Thursday, September 18, 2025

I did a video workout last week, part of my ongoing efforts to keep all my joints bending the right way, and it ended with a short meditation.

After instructing participants to find a comfortable seated position, the trainer told us to envision ourselves in a beautiful meadow, feeling the sun and the breeze, hearing the sounds of nature around us, seeing the wildflowers.

And I could. I could even smell the aroma of tall grass, hear the buzz of insects around the Queen Anne’s lace, the bee balm and the fleabane, see the flutter of butterfly wings.

I know that meadow; it was part of the Girl Scout camp I went to day camp in as a child, and worked at as a teen.

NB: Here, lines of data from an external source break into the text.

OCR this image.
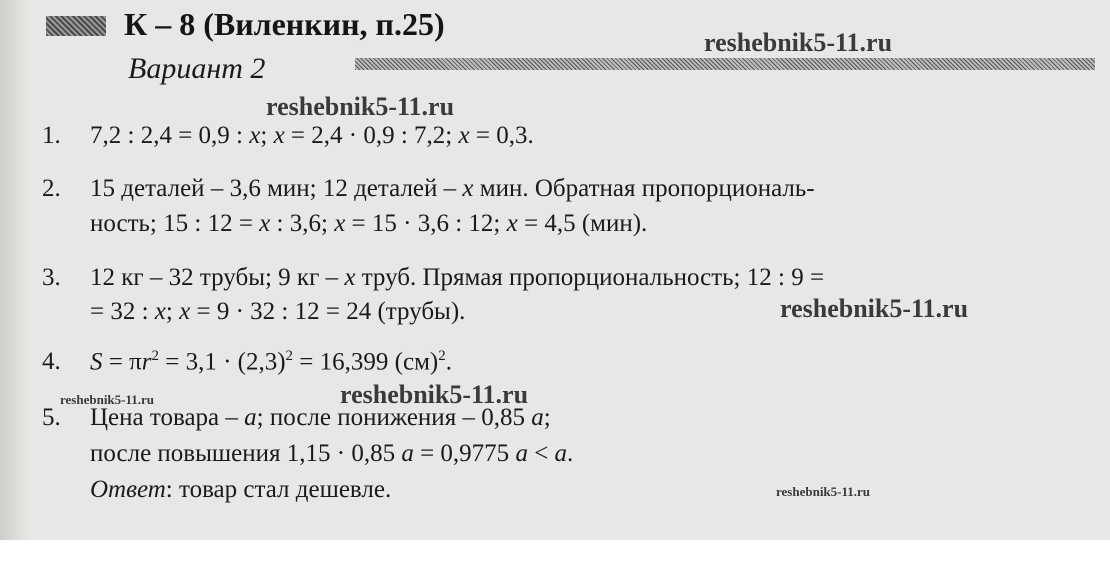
К – 8 (Виленкин, п.25)
Вариант 2
reshebnik5-11.ru
reshebnik5-11.ru
reshebnik5-11.ru
reshebnik5-11.ru
reshebnik5-11.ru
reshebnik5-11.ru
1. 7,2 : 2,4 = 0,9 : x; x = 2,4 · 0,9 : 7,2; x = 0,3.
2. 15 деталей – 3,6 мин; 12 деталей – x мин. Обратная пропорциональ-
ность; 15 : 12 = x : 3,6; x = 15 · 3,6 : 12; x = 4,5 (мин).
3. 12 кг – 32 трубы; 9 кг – x труб. Прямая пропорциональность; 12 : 9 =
= 32 : x; x = 9 · 32 : 12 = 24 (трубы).
4. $S = \pi r^2 = 3,1 \cdot (2,3)^2 = 16,399$ (см)$^2$.
5. Цена товара – a; после понижения – 0,85 a;
после повышения 1,15 · 0,85 a = 0,9775 a < a.
Ответ: товар стал дешевле.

When I was a child, I often felt mightily annoyed to be in that meadow. It was one of the only parts of the camp that wasn’t shady, and part of it was mowed to make room for archery and games. So when I was there, it was often hot, and I was sweaty and thirsty and being — let’s say encouraged — to participate in activities for which I had no natural aptitude.

And yes, I still remember the metallic taste of lukewarm water out of a canteen, in the years before plastic water bottles became ubiquitous.

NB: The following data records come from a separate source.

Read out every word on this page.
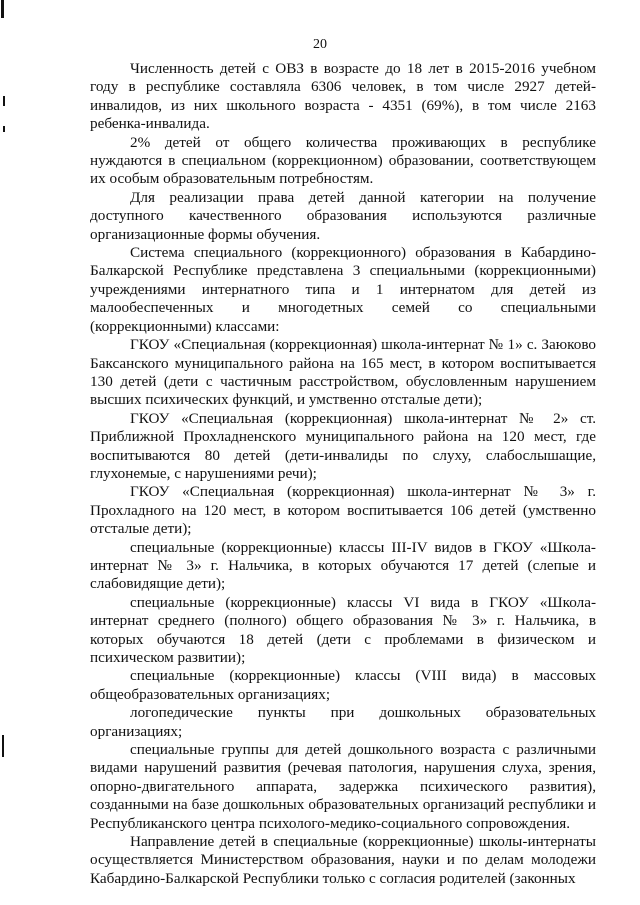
20

Численность детей с ОВЗ в возрасте до 18 лет в 2015-2016 учебном году в республике составляла 6306 человек, в том числе 2927 детей-инвалидов, из них школьного возраста - 4351 (69%), в том числе 2163 ребенка-инвалида.

2% детей от общего количества проживающих в республике нуждаются в специальном (коррекционном) образовании, соответствующем их особым образовательным потребностям.

Для реализации права детей данной категории на получение доступного качественного образования используются различные организационные формы обучения.

Система специального (коррекционного) образования в Кабардино-Балкарской Республике представлена 3 специальными (коррекционными) учреждениями интернатного типа и 1 интернатом для детей из малообеспеченных и многодетных семей со специальными (коррекционными) классами:

ГКОУ «Специальная (коррекционная) школа-интернат № 1» с. Заюково Баксанского муниципального района на 165 мест, в котором воспитывается 130 детей (дети с частичным расстройством, обусловленным нарушением высших психических функций, и умственно отсталые дети);

ГКОУ «Специальная (коррекционная) школа-интернат № 2» ст. Приближной Прохладненского муниципального района на 120 мест, где воспитываются 80 детей (дети-инвалиды по слуху, слабослышащие, глухонемые, с нарушениями речи);

ГКОУ «Специальная (коррекционная) школа-интернат № 3» г. Прохладного на 120 мест, в котором воспитывается 106 детей (умственно отсталые дети);

специальные (коррекционные) классы III-IV видов в ГКОУ «Школа-интернат № 3» г. Нальчика, в которых обучаются 17 детей (слепые и слабовидящие дети);

специальные (коррекционные) классы VI вида в ГКОУ «Школа-интернат среднего (полного) общего образования № 3» г. Нальчика, в которых обучаются 18 детей (дети с проблемами в физическом и психическом развитии);

специальные (коррекционные) классы (VIII вида) в массовых общеобразовательных организациях;

логопедические пункты при дошкольных образовательных организациях;

специальные группы для детей дошкольного возраста с различными видами нарушений развития (речевая патология, нарушения слуха, зрения, опорно-двигательного аппарата, задержка психического развития), созданными на базе дошкольных образовательных организаций республики и Республиканского центра психолого-медико-социального сопровождения.

Направление детей в специальные (коррекционные) школы-интернаты осуществляется Министерством образования, науки и по делам молодежи Кабардино-Балкарской Республики только с согласия родителей (законных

To be fair, when I envisioned that meadow as an adult, I imagined sitting at the upper edge, along a ridge under the eaves of the trees, in the shade, with the sunny expanse of grass and wildflowers dropping away before me. I could see the things that intruded on the pastoral scene: the glint of sun off cars on the road, a quarter-mile or so away, the hum of the electric lines, the Girl Scout council office and its parking lot and the one cabin on the property that had the luxury of flush toilets.

But in between was the grass, and the wildflowers, and the insects, and the sun, and the air that did not smell of exhaust.

The experience of being in that meadow, being hot and itchy and sweaty, with dirt in my socks and on my face, frustrated that I could not hit the bull’s eye but I could try again, all of that was a gift.

It was a gift to be someplace different from my comfortable home, someplace different even from the air conditioned library that I loved. It was a gift to see and learn about the natural world, to come to feel comfortable with the buzzing and fluttering things and with the patience it takes to do nothing but watch the clouds scud through the sky, even to introduce younger children to the same environment, encouraging them to keep trying, keep walking, by singing silly songs.

Our whole lifetimes are gifts, but so many of them aren’t recognized as gifts at the time. I’m not really talking about the stages everyone sees as big and meaningful; the sleep deprivation when my children were infants was awful, but I knew then that I would always look back with joy on their first days.

It’s the mundane things: the weeding the garden and walking the dog, the packing school bags and checking homework, the folding laundry and making dinner. So many things are gifts, if only we take the time to see it.